Schiattai la testa di chiacchiere al mio amico fino a tarda notte, seduti in un angolo di piazzale Tecchio con l'unica compagnia di una busta di birre. Lui mi ascoltò per lo più annuendo in religioso silenzio o, talvolta, facendomi qualche esempio di come anche lui ricordasse di essersi innamorato di Teresa in quel modo. In verità, avevo memoria che per lui fosse stata una cosa molto più graduale, visto che ci conoscevamo tutti da quando eravamo neonati e il suo amore per Terry non si era mai manifestato prima della fine delle scuole medie. Per tanto tempo mi ero anche convinto che, magari, si sentisse coinvolto da lei solo perché era l'unica ragazza con cui eravamo in confidenza. Ma poi, quando fu chiaro che la sbandata non andava via nonostante gli anni passassero, gli diedi atto della serietà del suo sentimento.
Ebbi la sensazione che fosse curioso di incontrare Elena, questa misteriosa ragazza che mi aveva fatto perdere la testa dopo averla vista appena due volte, però io non me la sentivo ancora di portarla in comitiva.
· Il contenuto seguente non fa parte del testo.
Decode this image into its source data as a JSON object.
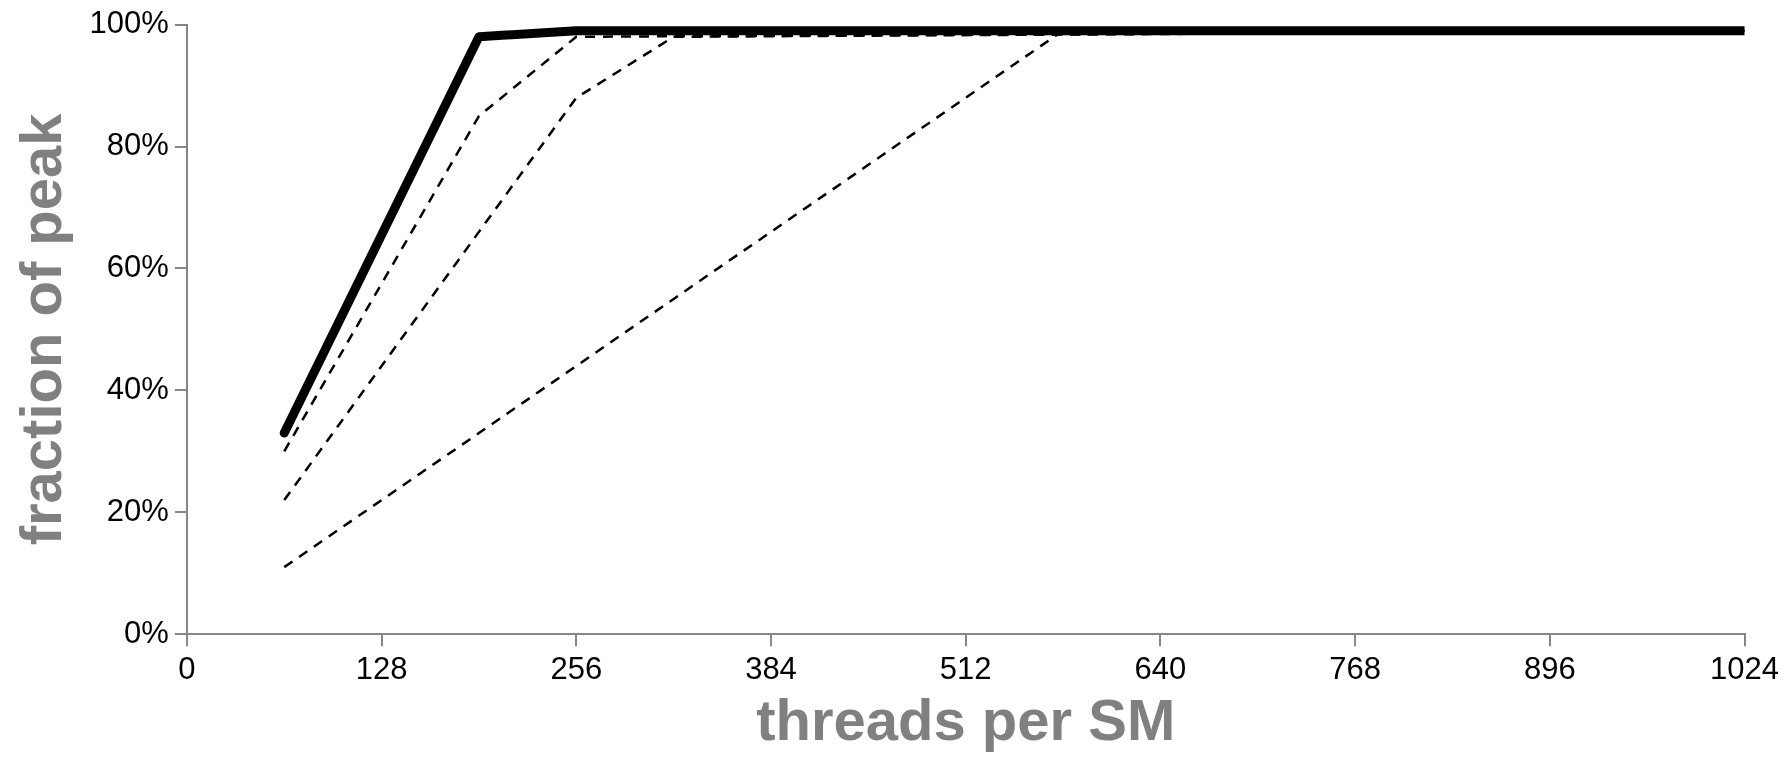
{
  "chart_data": {
    "type": "line",
    "xlabel": "threads per SM",
    "ylabel": "fraction of peak",
    "xlim": [
      0,
      1024
    ],
    "xticks": [
      0,
      128,
      256,
      384,
      512,
      640,
      768,
      896,
      1024
    ],
    "ylim": [
      0,
      100
    ],
    "yticks": [
      {
        "value": 0,
        "label": "0%"
      },
      {
        "value": 20,
        "label": "20%"
      },
      {
        "value": 40,
        "label": "40%"
      },
      {
        "value": 60,
        "label": "60%"
      },
      {
        "value": 80,
        "label": "80%"
      },
      {
        "value": 100,
        "label": "100%"
      }
    ],
    "grid": false,
    "legend": false,
    "series": [
      {
        "color": "#000000",
        "line_style": "solid",
        "x": [
          64,
          192,
          256,
          1024
        ],
        "values": [
          33,
          98,
          99,
          99
        ]
      },
      {
        "color": "#000000",
        "line_style": "dashed",
        "x": [
          64,
          192,
          256,
          1024
        ],
        "values": [
          30,
          85,
          98,
          99
        ]
      },
      {
        "color": "#000000",
        "line_style": "dashed",
        "x": [
          64,
          128,
          192,
          256,
          320,
          1024
        ],
        "values": [
          22,
          44,
          66,
          88,
          98,
          99
        ]
      },
      {
        "color": "#000000",
        "line_style": "dashed",
        "x": [
          64,
          128,
          192,
          256,
          320,
          384,
          448,
          512,
          576,
          1024
        ],
        "values": [
          11,
          22,
          33,
          44,
          55,
          66,
          77,
          88,
          99,
          99
        ]
      }
    ]
  }
}
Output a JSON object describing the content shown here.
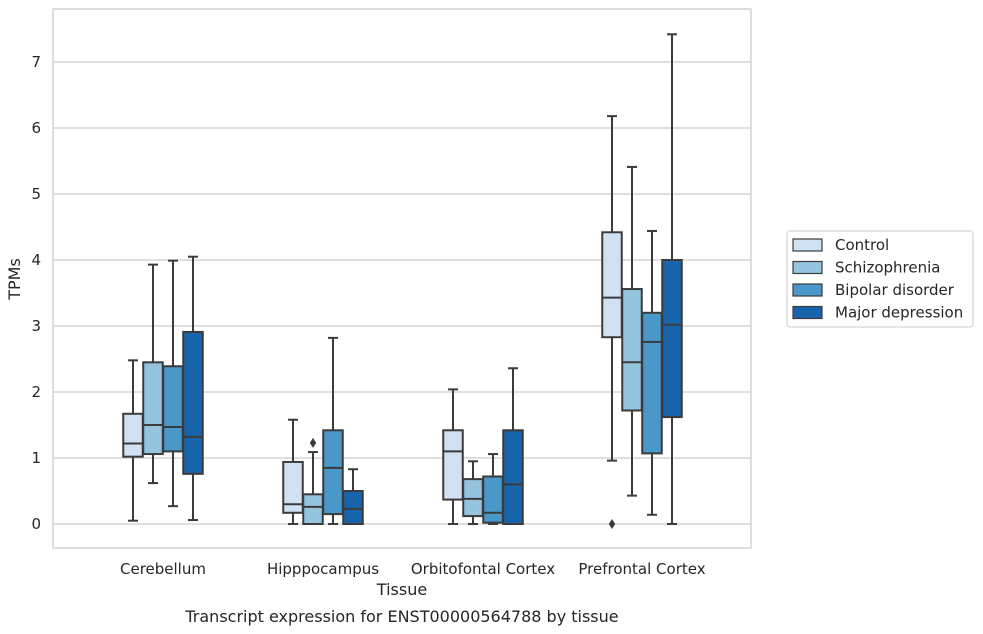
{
  "caption": "Transcript expression for ENST00000564788 by tissue",
  "chart_data": {
    "type": "box",
    "xlabel": "Tissue",
    "ylabel": "TPMs",
    "ylim": [
      -0.35,
      7.8
    ],
    "yticks": [
      0,
      1,
      2,
      3,
      4,
      5,
      6,
      7
    ],
    "grid": true,
    "legend_position": "right",
    "categories": [
      "Cerebellum",
      "Hipppocampus",
      "Orbitofontal Cortex",
      "Prefrontal Cortex"
    ],
    "series": [
      {
        "name": "Control",
        "color": "#d0e1f2",
        "boxes": [
          {
            "whisker_low": 0.05,
            "q1": 1.02,
            "median": 1.22,
            "q3": 1.67,
            "whisker_high": 2.48,
            "outliers": []
          },
          {
            "whisker_low": 0.0,
            "q1": 0.17,
            "median": 0.3,
            "q3": 0.94,
            "whisker_high": 1.58,
            "outliers": []
          },
          {
            "whisker_low": 0.0,
            "q1": 0.37,
            "median": 1.1,
            "q3": 1.42,
            "whisker_high": 2.04,
            "outliers": []
          },
          {
            "whisker_low": 0.96,
            "q1": 2.83,
            "median": 3.43,
            "q3": 4.42,
            "whisker_high": 6.18,
            "outliers": [
              0.0
            ]
          }
        ]
      },
      {
        "name": "Schizophrenia",
        "color": "#94c4df",
        "boxes": [
          {
            "whisker_low": 0.62,
            "q1": 1.06,
            "median": 1.5,
            "q3": 2.45,
            "whisker_high": 3.93,
            "outliers": []
          },
          {
            "whisker_low": 0.0,
            "q1": 0.0,
            "median": 0.26,
            "q3": 0.45,
            "whisker_high": 1.09,
            "outliers": [
              1.23
            ]
          },
          {
            "whisker_low": 0.0,
            "q1": 0.12,
            "median": 0.38,
            "q3": 0.68,
            "whisker_high": 0.95,
            "outliers": []
          },
          {
            "whisker_low": 0.43,
            "q1": 1.72,
            "median": 2.45,
            "q3": 3.56,
            "whisker_high": 5.41,
            "outliers": []
          }
        ]
      },
      {
        "name": "Bipolar disorder",
        "color": "#4a98c9",
        "boxes": [
          {
            "whisker_low": 0.27,
            "q1": 1.1,
            "median": 1.47,
            "q3": 2.39,
            "whisker_high": 3.99,
            "outliers": []
          },
          {
            "whisker_low": 0.0,
            "q1": 0.15,
            "median": 0.85,
            "q3": 1.42,
            "whisker_high": 2.82,
            "outliers": []
          },
          {
            "whisker_low": 0.0,
            "q1": 0.02,
            "median": 0.17,
            "q3": 0.72,
            "whisker_high": 1.06,
            "outliers": []
          },
          {
            "whisker_low": 0.14,
            "q1": 1.07,
            "median": 2.76,
            "q3": 3.2,
            "whisker_high": 4.44,
            "outliers": []
          }
        ]
      },
      {
        "name": "Major depression",
        "color": "#1764ab",
        "boxes": [
          {
            "whisker_low": 0.06,
            "q1": 0.76,
            "median": 1.32,
            "q3": 2.91,
            "whisker_high": 4.05,
            "outliers": []
          },
          {
            "whisker_low": 0.0,
            "q1": 0.0,
            "median": 0.23,
            "q3": 0.5,
            "whisker_high": 0.83,
            "outliers": []
          },
          {
            "whisker_low": 0.0,
            "q1": 0.0,
            "median": 0.6,
            "q3": 1.42,
            "whisker_high": 2.36,
            "outliers": []
          },
          {
            "whisker_low": 0.0,
            "q1": 1.62,
            "median": 3.02,
            "q3": 4.0,
            "whisker_high": 7.42,
            "outliers": []
          }
        ]
      }
    ]
  }
}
Volevo stare da solo con lei molte altre volte prima di poterla introdurre ai compagni; un po' per becero protezionismo della mia nuova conoscenza, ma pure perché ero ansioso di entrare meglio in intimità e parlare occhi negli occhi per ore e ore senza che il resto del mondo ci disturbasse.
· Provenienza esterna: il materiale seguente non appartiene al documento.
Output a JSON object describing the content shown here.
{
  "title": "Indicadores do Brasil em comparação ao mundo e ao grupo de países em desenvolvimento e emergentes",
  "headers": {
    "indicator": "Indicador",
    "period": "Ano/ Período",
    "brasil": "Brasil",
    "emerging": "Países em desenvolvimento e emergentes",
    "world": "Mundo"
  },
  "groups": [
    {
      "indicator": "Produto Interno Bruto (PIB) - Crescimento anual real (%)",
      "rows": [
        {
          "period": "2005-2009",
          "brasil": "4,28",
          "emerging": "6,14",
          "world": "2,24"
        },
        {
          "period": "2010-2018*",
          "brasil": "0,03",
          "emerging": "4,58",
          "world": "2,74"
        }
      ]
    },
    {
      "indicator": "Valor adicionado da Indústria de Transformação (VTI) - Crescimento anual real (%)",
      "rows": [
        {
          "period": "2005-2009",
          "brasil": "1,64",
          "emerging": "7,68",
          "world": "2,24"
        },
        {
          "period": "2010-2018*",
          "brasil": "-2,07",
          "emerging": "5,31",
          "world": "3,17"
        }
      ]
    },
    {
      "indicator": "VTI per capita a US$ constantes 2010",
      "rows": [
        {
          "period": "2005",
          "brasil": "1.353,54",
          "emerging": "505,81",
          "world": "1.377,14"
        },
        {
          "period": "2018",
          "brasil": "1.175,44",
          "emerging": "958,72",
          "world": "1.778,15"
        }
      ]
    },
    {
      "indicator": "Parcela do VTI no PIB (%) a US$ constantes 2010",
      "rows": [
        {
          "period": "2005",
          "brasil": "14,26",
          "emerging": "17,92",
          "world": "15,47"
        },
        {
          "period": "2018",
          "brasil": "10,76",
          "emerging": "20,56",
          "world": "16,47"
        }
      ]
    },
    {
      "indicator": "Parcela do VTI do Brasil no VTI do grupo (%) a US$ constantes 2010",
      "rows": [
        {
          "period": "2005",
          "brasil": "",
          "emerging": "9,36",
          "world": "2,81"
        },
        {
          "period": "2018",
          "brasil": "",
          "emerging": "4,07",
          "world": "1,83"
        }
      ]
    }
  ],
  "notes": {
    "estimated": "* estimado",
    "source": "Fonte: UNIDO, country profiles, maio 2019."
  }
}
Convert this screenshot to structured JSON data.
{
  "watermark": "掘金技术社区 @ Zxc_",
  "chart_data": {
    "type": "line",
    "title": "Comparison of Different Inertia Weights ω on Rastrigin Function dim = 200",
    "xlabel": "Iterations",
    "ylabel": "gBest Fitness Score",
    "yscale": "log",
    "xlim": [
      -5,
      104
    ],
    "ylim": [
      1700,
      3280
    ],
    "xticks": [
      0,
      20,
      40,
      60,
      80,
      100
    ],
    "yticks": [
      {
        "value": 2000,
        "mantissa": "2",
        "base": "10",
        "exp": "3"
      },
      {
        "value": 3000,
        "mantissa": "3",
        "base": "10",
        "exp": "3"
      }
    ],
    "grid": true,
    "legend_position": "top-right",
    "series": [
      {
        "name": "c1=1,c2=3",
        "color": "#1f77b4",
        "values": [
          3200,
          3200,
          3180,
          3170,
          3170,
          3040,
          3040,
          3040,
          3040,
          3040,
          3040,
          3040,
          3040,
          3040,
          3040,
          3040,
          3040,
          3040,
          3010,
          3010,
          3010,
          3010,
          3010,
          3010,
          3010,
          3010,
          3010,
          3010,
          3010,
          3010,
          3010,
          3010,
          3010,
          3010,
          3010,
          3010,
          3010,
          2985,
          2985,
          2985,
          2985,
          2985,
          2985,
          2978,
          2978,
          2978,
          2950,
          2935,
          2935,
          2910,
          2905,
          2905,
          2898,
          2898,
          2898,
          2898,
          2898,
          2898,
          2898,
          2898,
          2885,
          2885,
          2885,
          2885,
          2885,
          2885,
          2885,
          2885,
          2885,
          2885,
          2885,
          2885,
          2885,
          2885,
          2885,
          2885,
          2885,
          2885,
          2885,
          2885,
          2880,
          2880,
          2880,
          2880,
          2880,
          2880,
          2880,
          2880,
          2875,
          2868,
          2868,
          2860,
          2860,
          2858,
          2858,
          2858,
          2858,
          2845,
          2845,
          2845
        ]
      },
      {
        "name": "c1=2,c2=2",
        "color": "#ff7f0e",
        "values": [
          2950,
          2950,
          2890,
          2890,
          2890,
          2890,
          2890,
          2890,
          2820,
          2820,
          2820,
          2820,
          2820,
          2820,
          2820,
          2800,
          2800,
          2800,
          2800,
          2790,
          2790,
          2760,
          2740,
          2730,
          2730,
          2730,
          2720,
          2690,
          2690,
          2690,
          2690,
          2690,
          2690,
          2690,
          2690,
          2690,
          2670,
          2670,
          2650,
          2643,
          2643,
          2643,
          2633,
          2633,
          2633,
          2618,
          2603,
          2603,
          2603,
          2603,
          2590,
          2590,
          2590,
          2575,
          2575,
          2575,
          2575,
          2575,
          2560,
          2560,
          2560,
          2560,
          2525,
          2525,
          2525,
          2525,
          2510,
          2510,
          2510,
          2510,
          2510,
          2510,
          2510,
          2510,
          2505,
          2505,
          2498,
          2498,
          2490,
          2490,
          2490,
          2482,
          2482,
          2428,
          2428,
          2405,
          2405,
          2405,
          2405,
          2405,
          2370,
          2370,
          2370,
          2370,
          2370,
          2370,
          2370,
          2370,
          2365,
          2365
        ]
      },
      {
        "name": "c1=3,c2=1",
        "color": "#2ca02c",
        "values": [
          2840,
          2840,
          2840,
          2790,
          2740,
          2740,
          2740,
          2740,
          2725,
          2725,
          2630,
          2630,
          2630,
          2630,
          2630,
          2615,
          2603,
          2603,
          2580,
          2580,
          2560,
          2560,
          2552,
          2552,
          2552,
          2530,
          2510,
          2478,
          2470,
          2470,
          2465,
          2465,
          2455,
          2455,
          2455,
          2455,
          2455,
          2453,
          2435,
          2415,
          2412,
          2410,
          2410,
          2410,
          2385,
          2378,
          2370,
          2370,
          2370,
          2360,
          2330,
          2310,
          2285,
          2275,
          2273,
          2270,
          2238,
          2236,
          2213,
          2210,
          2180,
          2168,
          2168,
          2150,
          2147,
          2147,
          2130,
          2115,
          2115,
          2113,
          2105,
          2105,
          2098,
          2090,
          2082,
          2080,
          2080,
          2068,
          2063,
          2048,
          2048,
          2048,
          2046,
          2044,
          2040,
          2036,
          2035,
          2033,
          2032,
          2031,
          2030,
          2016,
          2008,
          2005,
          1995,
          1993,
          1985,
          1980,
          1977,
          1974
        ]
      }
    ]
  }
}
Ed era quella la cosa che mi suonava più strana. Il fatto che nella mia testa ci immaginavo a parlare... A parlare!
Chiaro che non vorrei neanche passare per il santo che non sono, millantando che non immaginassi anche che tutte quelle ciance non finissero con il mio corpo spalmato sul suo... ma il succo è che ero interessato con lo stesso trasporto a entrambe le cose come mai prima di allora.
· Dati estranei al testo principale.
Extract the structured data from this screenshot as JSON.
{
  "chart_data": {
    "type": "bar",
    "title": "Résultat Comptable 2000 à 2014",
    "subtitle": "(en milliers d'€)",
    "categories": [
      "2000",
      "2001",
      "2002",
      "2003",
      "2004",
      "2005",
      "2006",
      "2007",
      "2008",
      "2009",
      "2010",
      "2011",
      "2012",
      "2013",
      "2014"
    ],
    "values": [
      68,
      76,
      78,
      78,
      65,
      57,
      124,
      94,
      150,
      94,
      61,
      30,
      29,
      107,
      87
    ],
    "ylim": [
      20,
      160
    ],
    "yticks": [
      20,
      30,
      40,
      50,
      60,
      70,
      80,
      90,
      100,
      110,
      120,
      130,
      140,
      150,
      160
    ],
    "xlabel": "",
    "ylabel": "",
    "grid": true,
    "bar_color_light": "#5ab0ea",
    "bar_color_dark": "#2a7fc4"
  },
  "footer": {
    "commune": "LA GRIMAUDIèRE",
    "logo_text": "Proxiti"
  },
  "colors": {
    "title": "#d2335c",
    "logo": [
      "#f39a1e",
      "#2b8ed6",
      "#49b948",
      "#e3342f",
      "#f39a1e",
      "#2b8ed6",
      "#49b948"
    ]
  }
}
Dopo aver sfogliato gli album di foto di Elena su Facebook per il resto della serata, Carmine mi riaccompagnò a casa intorno alle 3. Prima di salutarci davanti al portone accennò a una cosa che aveva sentito dire in una delle millemila serie TV americane coi protagonisti dottori: – Pare che porti bene riuscire a dare il primo bacio a una ragazza entro quarantotto ore da quando ci sei uscito per la prima volta.
Cristo santo, quella cazzata mi fece andare in paranoia over 9000.
Non l'avesse mai detto.
Passai il resto della notte a pensare a come rendere possibile quella stupida profezia.
***
Il giorno dopo stavo con le occhiaie a terra e la testa tra le nuvole, facevo caffè a riflesso condizionato e pulivo il bancone meccanicamente come l'ubbidiente automa che avrebbe molto compiaciuto il proprietario.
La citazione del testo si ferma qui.